WHAT HE'S INFAMOUS FOR: A lawyer and SS officer, Bohne headed the Third Reich's Work Group of Sanatoriums and Nursing Homes and was responsible for the administrative logistics of Hitler's Aktion T-4 euthanasia program. Claiming to be a "mercy killer," Bohne was instead among the leaders who carried out a systemic extermination in order to purify the Aryan race and avoid state expenditures on those with mental and physical disabilities. All told, the program killed some 200,000 Germans with incurable diseases, mental illnesses and other handicaps. The victims were led to gas chambers in the institutions and then cremated. The program served as a trial run for the mass extermination camps later operated by the SS. Bohne was thrown out of the Nazi Party after submitting a report accusing his agency of fraud and corruption.

 

HIS PATH TO SOUTH AMERICA: Bohne fled to Argentina in 1949 disguised as a "technician" for the military under the country's president, Juan Perón. He later admitted that Perón's helpers gave him "money and identify papers."

 

HOW HE WAS CAPTURED: After a coup deposed Perón, Bohne returned to Germany and was indicted by a court in Frankfurt in 1963. Released on bail, Bohne once again fled to Argentina from where he was finally extradited three years later as the first Nazi criminal surrendered by Argentina. Declared unfit to stand trial, Bohne survived another 15 years before his death in 1981.

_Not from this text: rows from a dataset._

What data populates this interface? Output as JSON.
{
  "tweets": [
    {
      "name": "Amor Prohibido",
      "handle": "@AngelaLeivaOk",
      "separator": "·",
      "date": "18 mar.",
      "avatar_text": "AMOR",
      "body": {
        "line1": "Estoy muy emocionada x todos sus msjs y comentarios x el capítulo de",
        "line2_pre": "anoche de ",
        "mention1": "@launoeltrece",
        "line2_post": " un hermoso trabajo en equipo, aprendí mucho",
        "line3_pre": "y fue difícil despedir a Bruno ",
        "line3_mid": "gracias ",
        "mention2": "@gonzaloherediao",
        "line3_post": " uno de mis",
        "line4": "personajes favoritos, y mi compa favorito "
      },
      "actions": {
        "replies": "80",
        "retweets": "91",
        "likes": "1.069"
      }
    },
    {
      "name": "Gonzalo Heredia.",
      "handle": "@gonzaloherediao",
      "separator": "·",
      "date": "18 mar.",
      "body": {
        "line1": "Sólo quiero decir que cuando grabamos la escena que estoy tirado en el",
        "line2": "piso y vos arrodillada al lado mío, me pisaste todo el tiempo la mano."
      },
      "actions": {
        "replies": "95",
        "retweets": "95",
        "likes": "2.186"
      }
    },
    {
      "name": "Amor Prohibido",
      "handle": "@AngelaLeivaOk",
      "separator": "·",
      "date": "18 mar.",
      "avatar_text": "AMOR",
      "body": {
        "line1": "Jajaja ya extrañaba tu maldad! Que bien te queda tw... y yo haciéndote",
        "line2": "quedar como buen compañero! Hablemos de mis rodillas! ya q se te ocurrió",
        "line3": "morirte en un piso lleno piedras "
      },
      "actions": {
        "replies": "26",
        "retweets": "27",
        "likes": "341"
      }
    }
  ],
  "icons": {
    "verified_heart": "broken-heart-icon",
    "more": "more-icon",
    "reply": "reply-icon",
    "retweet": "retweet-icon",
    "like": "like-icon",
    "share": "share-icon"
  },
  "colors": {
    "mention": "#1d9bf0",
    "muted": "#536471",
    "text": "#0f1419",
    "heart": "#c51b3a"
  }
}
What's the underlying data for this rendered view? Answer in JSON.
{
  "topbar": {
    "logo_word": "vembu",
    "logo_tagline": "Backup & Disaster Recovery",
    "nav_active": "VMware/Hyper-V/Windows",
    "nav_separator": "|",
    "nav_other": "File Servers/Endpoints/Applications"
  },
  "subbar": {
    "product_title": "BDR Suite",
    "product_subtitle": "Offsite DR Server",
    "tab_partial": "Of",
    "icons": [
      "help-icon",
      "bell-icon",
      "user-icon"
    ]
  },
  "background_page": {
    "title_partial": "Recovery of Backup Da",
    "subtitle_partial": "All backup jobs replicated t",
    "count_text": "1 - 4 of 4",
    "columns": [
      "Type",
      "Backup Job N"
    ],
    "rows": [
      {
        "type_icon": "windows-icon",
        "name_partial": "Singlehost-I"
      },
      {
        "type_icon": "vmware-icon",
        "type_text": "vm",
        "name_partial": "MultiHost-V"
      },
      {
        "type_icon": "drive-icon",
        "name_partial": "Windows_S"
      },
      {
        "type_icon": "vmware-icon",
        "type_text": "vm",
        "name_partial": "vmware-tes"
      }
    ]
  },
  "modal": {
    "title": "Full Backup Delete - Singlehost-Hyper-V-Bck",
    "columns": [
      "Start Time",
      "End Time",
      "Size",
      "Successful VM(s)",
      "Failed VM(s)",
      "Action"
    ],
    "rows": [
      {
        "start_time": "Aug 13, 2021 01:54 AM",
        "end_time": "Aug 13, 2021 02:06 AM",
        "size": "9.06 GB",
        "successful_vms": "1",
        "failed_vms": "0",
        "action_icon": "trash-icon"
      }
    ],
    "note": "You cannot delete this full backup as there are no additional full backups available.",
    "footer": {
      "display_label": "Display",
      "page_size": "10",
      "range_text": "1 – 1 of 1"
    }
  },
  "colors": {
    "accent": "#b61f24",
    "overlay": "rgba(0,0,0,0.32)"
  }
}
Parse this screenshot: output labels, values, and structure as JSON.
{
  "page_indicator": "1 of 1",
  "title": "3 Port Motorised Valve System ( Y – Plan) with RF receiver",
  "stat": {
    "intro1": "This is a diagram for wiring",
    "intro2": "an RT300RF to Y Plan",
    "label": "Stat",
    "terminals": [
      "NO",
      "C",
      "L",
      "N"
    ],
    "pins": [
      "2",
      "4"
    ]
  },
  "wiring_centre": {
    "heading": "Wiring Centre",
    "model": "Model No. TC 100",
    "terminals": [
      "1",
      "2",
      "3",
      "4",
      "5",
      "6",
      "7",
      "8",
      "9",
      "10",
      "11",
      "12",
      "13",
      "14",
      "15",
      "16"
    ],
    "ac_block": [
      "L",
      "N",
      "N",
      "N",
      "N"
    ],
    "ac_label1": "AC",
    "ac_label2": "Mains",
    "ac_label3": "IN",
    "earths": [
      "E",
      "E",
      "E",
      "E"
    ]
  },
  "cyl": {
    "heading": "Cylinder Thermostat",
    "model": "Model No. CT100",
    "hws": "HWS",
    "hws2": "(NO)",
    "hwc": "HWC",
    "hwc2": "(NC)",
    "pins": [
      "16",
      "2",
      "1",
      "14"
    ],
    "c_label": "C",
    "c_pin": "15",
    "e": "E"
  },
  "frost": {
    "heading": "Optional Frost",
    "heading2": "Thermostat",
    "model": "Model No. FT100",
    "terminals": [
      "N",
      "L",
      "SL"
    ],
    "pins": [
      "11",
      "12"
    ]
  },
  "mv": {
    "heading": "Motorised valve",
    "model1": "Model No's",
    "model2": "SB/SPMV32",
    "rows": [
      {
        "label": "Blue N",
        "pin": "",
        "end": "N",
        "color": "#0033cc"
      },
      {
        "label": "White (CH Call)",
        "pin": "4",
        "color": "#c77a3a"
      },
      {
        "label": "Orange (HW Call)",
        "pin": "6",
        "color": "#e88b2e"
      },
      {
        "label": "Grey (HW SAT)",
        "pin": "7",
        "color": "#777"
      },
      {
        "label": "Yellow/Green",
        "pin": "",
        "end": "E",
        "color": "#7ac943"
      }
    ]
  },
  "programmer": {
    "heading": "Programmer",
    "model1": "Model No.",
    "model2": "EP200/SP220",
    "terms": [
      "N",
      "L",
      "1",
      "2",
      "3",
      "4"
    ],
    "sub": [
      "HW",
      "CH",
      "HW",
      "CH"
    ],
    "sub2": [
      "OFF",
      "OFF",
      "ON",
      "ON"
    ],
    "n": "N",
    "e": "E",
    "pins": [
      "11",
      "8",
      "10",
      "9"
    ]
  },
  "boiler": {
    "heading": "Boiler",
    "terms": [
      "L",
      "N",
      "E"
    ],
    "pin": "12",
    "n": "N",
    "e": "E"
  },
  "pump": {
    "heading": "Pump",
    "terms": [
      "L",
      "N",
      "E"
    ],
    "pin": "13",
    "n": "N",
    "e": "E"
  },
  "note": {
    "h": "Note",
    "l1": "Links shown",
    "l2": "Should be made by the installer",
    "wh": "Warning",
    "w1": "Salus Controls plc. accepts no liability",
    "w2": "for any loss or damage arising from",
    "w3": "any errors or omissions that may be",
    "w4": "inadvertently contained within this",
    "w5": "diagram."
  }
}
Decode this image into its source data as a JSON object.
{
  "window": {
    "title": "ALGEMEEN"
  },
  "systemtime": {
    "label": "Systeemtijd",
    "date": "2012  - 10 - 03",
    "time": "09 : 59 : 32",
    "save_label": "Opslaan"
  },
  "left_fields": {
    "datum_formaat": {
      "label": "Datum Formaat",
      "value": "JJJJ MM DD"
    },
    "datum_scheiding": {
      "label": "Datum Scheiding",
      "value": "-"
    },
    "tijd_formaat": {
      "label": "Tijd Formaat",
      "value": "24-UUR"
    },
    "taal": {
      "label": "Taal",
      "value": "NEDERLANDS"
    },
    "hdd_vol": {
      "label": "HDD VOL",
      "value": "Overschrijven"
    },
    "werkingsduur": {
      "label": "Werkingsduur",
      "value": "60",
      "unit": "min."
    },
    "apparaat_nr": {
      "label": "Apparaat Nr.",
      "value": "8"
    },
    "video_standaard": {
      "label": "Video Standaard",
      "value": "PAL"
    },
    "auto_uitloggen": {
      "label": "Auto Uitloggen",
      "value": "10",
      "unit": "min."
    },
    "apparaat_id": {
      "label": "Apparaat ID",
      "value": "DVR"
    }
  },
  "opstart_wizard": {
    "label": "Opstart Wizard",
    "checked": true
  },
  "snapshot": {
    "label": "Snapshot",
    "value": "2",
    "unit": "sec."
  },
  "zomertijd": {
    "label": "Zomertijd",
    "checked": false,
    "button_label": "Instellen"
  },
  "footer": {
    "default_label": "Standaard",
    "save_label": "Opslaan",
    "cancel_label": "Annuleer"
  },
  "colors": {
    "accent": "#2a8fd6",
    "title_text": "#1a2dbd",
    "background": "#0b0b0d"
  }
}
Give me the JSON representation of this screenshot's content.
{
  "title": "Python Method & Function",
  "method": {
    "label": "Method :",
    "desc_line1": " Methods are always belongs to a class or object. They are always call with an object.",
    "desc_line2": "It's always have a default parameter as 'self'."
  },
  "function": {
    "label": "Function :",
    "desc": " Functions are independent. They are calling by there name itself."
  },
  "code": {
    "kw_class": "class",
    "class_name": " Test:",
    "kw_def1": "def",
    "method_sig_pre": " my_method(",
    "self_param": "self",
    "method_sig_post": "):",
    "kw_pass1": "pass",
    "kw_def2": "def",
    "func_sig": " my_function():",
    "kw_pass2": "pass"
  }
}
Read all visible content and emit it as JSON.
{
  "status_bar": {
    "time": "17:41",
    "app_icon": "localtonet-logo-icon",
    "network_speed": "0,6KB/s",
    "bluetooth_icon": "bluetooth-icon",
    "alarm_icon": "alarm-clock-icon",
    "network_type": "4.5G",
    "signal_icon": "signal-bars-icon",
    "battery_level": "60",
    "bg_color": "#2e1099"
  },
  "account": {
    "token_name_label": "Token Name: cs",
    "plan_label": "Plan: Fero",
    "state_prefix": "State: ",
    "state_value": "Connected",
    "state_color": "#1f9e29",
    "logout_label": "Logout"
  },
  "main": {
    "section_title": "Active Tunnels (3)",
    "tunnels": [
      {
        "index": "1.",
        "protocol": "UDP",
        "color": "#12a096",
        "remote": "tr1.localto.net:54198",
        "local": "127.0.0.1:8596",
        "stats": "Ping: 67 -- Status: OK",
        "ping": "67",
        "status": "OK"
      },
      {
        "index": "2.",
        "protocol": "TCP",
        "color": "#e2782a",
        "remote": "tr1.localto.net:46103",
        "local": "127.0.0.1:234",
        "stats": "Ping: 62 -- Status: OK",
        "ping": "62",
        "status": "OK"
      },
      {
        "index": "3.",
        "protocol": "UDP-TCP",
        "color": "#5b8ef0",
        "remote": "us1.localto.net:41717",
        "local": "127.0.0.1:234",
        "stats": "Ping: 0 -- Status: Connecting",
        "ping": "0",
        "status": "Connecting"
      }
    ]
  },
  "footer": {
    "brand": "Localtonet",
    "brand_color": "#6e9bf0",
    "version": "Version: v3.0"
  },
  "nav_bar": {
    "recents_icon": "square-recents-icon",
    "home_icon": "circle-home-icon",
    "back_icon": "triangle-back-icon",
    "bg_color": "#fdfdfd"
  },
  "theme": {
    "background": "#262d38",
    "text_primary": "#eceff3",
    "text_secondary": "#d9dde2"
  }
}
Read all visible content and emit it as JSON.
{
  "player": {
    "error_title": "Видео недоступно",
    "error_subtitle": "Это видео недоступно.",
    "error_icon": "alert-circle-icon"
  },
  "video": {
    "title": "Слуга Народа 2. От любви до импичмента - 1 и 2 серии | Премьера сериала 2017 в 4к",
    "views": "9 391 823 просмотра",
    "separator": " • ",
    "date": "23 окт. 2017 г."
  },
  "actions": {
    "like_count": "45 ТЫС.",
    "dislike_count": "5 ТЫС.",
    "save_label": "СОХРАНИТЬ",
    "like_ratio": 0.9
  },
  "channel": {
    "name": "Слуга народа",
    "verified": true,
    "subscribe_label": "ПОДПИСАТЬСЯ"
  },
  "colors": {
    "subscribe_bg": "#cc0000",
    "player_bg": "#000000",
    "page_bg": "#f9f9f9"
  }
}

Gerhard Bohne (right) arriving at Frankfurt Airport from Buenos Aires, accompanied by two officials of the district criminal board of Wiesbaden. Bohne would be prosecuted for administering the Nazi's euthanasia program aimed at purifying the Aryan race of people with physical infirmities and mental disabilities. (Credit: Keystone/Getty Images)

 

Did you know? The death sentences imposed in October 1946 were carried out by Master Sergeant John C. Woods (1903-50), who told a reporter from Time magazine that he was proud of his work. "The way I look at this hanging job, somebody has to do it . . . 10 men in 103 minutes. That's fast work."